In sending Reorganization Plan No. 3 to Congress on July 9, the President admitted that he had first been reluctant to propose setting up a new independent agency. Eventually, however, he was convinced by all "the arguments against placing environmental protection activities under the jurisdiction of one or another of the existing departments and agencies."



In 1972, the “Water Pollution Control Act” (AKA the “Clean Water Act”) was passed, by overriding Nixon’s veto.

http://www.presidency.ucsb.edu/ws/index.php?pid=3634
Richard Nixon
353 - Veto of the Federal Water Pollution Control Act Amendments of 1972.
October 17, 1972

To the Senate of the United States:

The pollution of our rivers, lakes and streams degrades the quality of American life. Cleaning up the Nation's waterways is a matter of urgent concern to me, as evidenced by the nearly tenfold increase in my budget for this purpose during the past four years.
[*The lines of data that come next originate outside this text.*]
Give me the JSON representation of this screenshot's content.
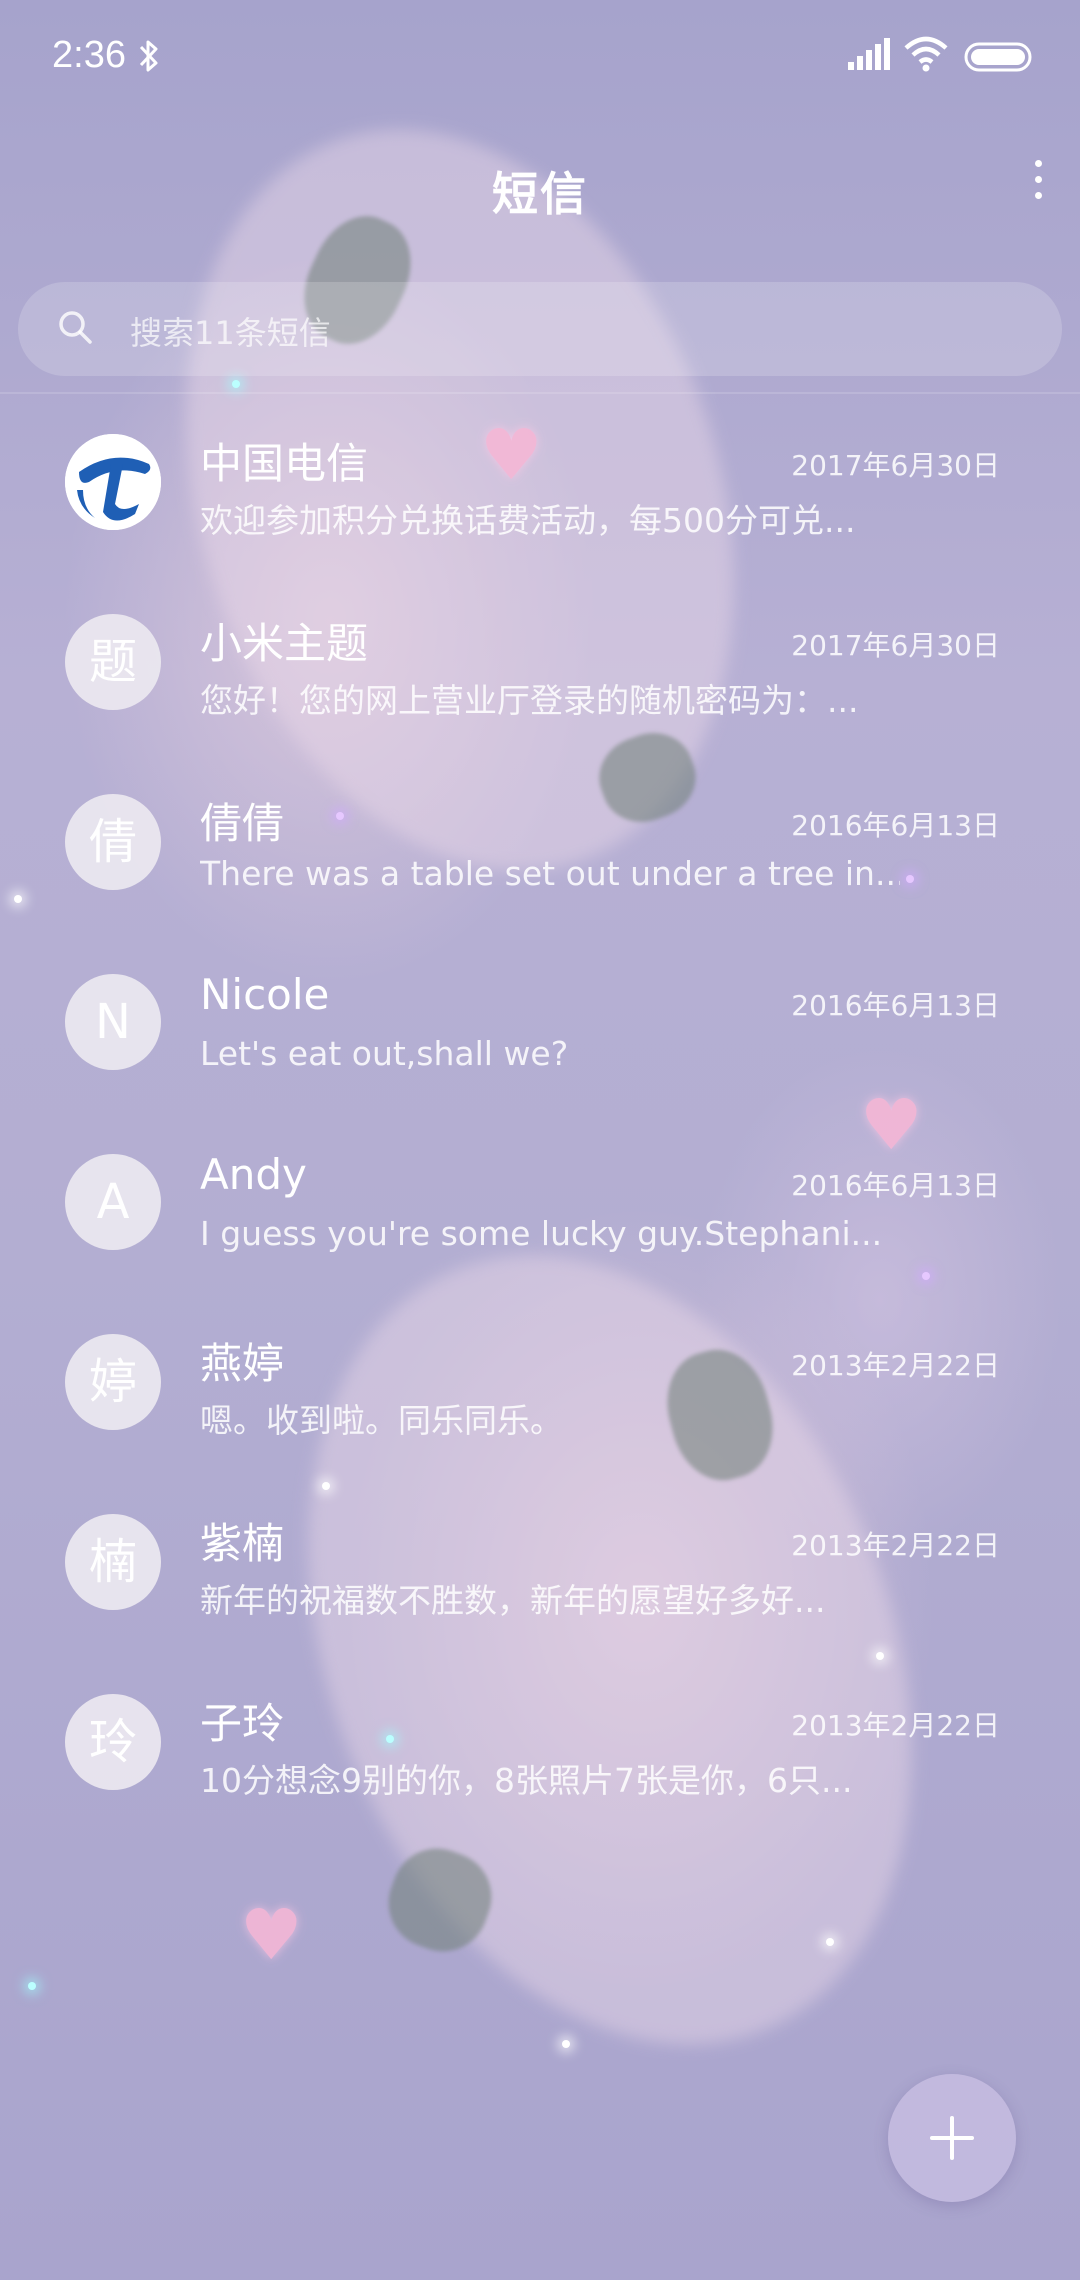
{
  "status_bar": {
    "time": "2:36"
  },
  "header": {
    "title": "短信"
  },
  "search": {
    "placeholder": "搜索11条短信"
  },
  "conversations": [
    {
      "name": "中国电信",
      "avatar": "",
      "avatar_icon": "china-telecom-logo",
      "date": "2017年6月30日",
      "preview": "欢迎参加积分兑换话费活动，每500分可兑..."
    },
    {
      "name": "小米主题",
      "avatar": "题",
      "date": "2017年6月30日",
      "preview": "您好！您的网上营业厅登录的随机密码为：..."
    },
    {
      "name": "倩倩",
      "avatar": "倩",
      "date": "2016年6月13日",
      "preview": "There was a table set out under a tree in..."
    },
    {
      "name": "Nicole",
      "avatar": "N",
      "date": "2016年6月13日",
      "preview": "Let's eat out,shall we?"
    },
    {
      "name": "Andy",
      "avatar": "A",
      "date": "2016年6月13日",
      "preview": "I guess you're some lucky guy.Stephani..."
    },
    {
      "name": "燕婷",
      "avatar": "婷",
      "date": "2013年2月22日",
      "preview": "嗯。收到啦。同乐同乐。"
    },
    {
      "name": "紫楠",
      "avatar": "楠",
      "date": "2013年2月22日",
      "preview": "新年的祝福数不胜数，新年的愿望好多好..."
    },
    {
      "name": "子玲",
      "avatar": "玲",
      "date": "2013年2月22日",
      "preview": "10分想念9别的你，8张照片7张是你，6只..."
    }
  ],
  "colors": {
    "background": "#b0abd1",
    "telecom_blue": "#1f5fb5"
  }
}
I am also concerned, however, that we attack pollution in a way that does not ignore other very real threats to the quality of life, such as spiraling prices and increasingly onerous taxes. Legislation which would continue our efforts to raise water quality, but which would do so through extreme and needless overspending, does not serve the public interest. There is a much better way to get this job done.

For this reason, I am compelled to withhold my approval from S. 2770, the Federal Water Pollution Control Act Amendments of 1972--a bill whose laudable intent is outweighed by its unconscionable $24 billion price tag. My proposed legislation, as reflected in my budget, provided sufficient funds to fulfill that same intent in a fiscally responsible manner. Unfortunately the Congress ignored our other vital national concerns and broke the budget with this legislation.